Liberalismus gibt es in einer politischen und in einer ökonomischen Variante. Politischer Liberalismus ist am Individuum ausgerichtet und verlangt Willens-, Meinungs- und Handlungsfreiheit. Ökonomischer Liberalismus überträgt die menschlichen Freiheiten auf die Ebene wirtschaftlicher Handlungen und verlangt ein Umfeld, das frei von Eingriffen, Zwängen und Regulationen ist, um auf diese Weise, einen freien Tausch zu gewährleisten.

Diese Grundprämissen beider Formen des Liberalismus sind in vielen Spielarten z.B. im Ordo-Liberalismus enthalten. Auf ihrer Grundlage haben sich eine Vielzahl von Varianten entwickelt, die letztlich alle die Freiheit des Einzelnen zum Ausgangspunkt haben. Gerade dieser Freiheit des Einzelnen galt politischen Kommentatoren im Deutschland der 1920er Jahre als gefährlich, als Ausdruck der Atomisierung und Mechanisierung des organischen Volkskörpers als Ersetzung der Gemeinschaft durch die Gesellschaft.

Die Agitation gegen den Liberalismus und seine Ausprägung in der parlamentarischen Demokratie der Weimarer Republik hat viele Facetten, aber auch hier gilt, dass letztlich ein Gemeinsames vorhanden ist, das alle Kritik am Liberalismus vereint, nämlich, dass die Kritik keine sachliche ist, die sich rational diskutieren ließe, sondern eine emotionale, die sich rationaler Kritik entzieht.

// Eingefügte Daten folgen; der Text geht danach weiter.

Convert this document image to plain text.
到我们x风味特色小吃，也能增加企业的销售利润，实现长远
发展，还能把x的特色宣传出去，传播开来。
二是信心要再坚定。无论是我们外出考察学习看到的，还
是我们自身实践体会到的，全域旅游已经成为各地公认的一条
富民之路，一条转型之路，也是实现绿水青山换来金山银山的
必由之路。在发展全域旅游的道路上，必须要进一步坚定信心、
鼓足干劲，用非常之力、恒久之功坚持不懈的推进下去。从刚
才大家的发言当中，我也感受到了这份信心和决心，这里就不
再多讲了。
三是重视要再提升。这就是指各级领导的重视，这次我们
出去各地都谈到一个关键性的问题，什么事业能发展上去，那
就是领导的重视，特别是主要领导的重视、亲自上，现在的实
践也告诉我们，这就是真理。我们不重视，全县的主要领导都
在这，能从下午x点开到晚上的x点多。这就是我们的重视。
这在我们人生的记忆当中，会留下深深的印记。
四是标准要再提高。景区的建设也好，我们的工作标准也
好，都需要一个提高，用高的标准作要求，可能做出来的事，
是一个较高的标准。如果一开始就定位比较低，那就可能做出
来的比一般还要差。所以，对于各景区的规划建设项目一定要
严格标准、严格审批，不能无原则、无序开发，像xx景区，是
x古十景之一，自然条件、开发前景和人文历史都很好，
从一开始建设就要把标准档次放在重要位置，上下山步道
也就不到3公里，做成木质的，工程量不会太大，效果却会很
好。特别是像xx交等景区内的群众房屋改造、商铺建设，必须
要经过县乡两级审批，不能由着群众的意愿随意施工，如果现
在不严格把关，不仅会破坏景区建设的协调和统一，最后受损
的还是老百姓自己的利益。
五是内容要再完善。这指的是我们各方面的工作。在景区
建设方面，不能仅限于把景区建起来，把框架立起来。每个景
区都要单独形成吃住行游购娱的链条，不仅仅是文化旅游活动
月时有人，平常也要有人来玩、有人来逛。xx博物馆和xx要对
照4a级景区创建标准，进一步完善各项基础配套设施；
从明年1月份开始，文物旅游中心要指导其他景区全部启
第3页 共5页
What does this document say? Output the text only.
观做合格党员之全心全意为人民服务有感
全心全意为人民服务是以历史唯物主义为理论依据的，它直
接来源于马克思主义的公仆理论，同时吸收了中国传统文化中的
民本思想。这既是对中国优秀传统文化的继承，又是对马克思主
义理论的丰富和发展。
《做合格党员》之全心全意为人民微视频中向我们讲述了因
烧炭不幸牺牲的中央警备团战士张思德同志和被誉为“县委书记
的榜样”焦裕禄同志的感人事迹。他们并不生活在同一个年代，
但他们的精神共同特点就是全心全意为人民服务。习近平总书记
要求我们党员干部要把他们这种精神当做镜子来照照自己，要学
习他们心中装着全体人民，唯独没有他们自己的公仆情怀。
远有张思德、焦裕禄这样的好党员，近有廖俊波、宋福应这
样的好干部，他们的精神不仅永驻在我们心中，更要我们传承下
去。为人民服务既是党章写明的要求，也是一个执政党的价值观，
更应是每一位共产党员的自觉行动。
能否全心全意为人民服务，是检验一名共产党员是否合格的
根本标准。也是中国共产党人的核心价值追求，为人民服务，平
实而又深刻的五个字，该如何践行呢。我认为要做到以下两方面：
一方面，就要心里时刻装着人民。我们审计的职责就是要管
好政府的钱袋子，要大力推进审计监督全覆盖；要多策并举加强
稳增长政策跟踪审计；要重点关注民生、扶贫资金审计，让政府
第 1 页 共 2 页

Dazu schreibt Kurt Sontheimer in seinem Buch, “Antidemokratisches Denken in der Weimarer Republik”:

“Liberalismus, Individualismus, Mechanismus waren Allgemeinbegriffe, die in der ideologischen Diskussion der zwanziger Jahre eine außerordentliche Rolle spielten und die aufgrund ihres wenig präzisen Gebrauchs die differenziertesten politischen und soziologischen Gebilde zu decken vermochten. Sie dienten nicht historischer Erkenntnis, sondern waren mit negativen Werturteilen besetzte Schlagworte, die in den Weltanschauungskampf hineingeworfen wurden. Die Ablehnung des Liberalismus war bestimmend für alle wichtigen antidemokratischen Gruppierungen der Zeit. Sie galt für die in die politische Verantwortung ungestüm hineindrängende Jugendbewegung, vor allem bündischen Charakters, wie für die Sekten und Gruppen der Nationalrevolutionäre. Sie war eines der hervorstechendsten Kriterien der neukonservativen Bewegung, fand sich aber auch, wenngleich weniger prononciert, bei altkonservativen Gruppen, die um eigener Interessen willen gegen den Kapitalismus und seine liberalen Tendenzen standen, und erst recht gegen die politischen Institutionen des Liberalismus wie die parlamentarische Demokratie.” (Sontheimer, Antidemokratisches Denken in der Weimarer Republik, S.144-145).